Two Caltech scientists are being honored with awards from the American Physical Society. Fiona Harrison, the Benjamin M. Rosen Professor of Physics, has won the American Physical Society's 2020 Hans A. Bethe Prize, which recognizes "outstanding work in theory, experiment or observation in the areas of astrophysics, nuclear physics, nuclear astrophysics, or closely related fields," according to the society's website. The prize was given, according to the award citation, "For pioneering work in conceiving and executing the first focusing telescope in the high-energy X-ray regime, NASA's Nuclear Spectroscopic Telescope Array (NuSTAR) satellite. NuSTAR has enabled major advances in understanding phenomena in the most extreme environments in the universe."

Fernando Brandão, Bren Professor of Theoretical Physics, has won the 2020 Rolf Landauer and Charles H. Bennett Award in Quantum Computing "for outstanding achievements in entanglement theory and in the intersection of quantum computation, quantum thermodynamics, and quantum many-body physics."

Harrison, who is also the Kent and Joyce Kresa Leadership Chair for the Division of Physics, Mathematics and Astronomy, conceived of the NuSTAR mission while a postdoctoral fellow at Caltech in the 1990s. NuSTAR, which is still up and running, launched into space in 2012. It has taken the best astronomical images to date using the same type of high-energy X-rays utilized by doctors and dentists.
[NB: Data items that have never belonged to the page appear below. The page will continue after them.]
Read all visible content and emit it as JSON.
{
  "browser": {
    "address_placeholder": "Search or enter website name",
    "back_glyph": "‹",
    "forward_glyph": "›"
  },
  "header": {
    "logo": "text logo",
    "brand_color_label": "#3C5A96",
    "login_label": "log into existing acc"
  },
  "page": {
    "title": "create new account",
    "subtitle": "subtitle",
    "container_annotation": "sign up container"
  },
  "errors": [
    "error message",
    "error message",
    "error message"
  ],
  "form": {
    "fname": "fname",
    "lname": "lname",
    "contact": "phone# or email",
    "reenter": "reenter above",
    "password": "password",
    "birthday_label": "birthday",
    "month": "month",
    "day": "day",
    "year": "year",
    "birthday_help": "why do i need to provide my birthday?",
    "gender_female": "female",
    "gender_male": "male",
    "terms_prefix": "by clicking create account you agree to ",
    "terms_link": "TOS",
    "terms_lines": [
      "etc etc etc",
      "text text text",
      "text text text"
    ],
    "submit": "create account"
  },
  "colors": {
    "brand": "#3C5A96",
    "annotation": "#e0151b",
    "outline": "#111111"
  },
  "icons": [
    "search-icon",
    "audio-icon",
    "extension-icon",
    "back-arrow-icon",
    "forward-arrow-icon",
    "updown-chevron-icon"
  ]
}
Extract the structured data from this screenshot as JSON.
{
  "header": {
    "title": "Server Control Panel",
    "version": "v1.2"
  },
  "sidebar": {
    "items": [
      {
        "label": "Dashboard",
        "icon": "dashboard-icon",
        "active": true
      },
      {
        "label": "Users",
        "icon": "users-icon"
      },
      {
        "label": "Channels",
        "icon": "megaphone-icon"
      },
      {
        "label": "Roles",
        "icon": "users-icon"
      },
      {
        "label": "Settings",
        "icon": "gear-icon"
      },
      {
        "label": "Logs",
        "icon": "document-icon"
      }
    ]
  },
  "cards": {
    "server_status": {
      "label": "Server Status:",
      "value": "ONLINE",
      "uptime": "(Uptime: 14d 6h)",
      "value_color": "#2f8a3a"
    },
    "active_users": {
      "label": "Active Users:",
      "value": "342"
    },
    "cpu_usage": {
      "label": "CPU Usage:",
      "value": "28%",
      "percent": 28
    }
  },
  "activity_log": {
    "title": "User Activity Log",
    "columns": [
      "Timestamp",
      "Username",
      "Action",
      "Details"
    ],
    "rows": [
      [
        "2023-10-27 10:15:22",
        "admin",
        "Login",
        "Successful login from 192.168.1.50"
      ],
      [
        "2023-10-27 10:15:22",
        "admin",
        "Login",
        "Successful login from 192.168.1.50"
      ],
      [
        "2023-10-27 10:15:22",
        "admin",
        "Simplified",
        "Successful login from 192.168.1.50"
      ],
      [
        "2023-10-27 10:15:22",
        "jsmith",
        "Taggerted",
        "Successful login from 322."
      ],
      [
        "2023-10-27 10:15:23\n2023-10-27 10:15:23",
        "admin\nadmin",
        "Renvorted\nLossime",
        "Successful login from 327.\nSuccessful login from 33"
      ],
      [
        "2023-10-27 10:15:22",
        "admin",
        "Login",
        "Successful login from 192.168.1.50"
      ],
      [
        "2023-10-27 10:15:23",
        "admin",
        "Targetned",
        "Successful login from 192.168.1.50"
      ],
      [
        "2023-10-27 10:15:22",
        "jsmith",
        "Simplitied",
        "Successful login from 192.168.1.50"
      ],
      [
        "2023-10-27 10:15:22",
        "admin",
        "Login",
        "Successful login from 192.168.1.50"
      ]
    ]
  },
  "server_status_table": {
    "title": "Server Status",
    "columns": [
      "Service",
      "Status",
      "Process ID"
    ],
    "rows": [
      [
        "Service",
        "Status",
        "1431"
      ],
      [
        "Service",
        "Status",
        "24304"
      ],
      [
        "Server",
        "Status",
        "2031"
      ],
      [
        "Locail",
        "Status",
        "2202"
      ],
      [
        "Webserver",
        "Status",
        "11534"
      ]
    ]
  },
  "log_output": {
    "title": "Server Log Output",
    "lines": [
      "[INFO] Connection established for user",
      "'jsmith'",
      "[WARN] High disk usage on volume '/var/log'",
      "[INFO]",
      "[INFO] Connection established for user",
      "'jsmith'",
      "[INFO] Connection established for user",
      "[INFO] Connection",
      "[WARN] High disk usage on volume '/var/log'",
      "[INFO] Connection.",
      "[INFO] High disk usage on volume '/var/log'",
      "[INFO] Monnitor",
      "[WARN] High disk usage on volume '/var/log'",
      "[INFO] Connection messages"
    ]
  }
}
The mission has made several significant findings including the discovery of some of the brightest pulsars seen. These stellar remnants, originally thought to be black holes, shine with energy equivalent to 10 million suns. Other NuSTAR discoveries include the first measurements of temperature swings in black hole winds and the first map of radioactive material in a supernova remnant.

Harrison received her undergraduate degree in physics from Dartmouth College in 1985 and her PhD in physics from UC Berkeley in 1993. She came to Caltech in 1993 as a Robert A. Millikan Research Fellow. She became a full professor in 2005; in 2013, she was named the Benjamin M. Rosen Professor of Physics, and in 2015, the Kent and Joyce Kresa Leadership Chair.

Brandão studies quantum information sciences, which has applications in quantum computing and quantum networks. He explores the interplay of physics, computer science, and mathematics to study the role of quantum mechanics in computation and information transmission. In particular, he is interested in the phenomenon of entanglement, in which particles can become inextricably linked over great distances, and he applies that knowledge to quantum systems of a large number of entangled particles.

Brandão obtained his BSc in physics at Universidade Federal de Minas Gerais in 2004 and his PhD in physics at Imperial College London in 2008. He has served in postdoctoral positions at Imperial College, Universidade Federal de Minas Gerais, and ETH Zurich. Brandão was a lecturer in computer science at University College London from 2013–15 and a researcher at Microsoft from 2015–16. He came to Caltech as a Bren Professor in 2016, was a Google Visiting Faculty from 2018–19, and is currently an Amazon Scholar.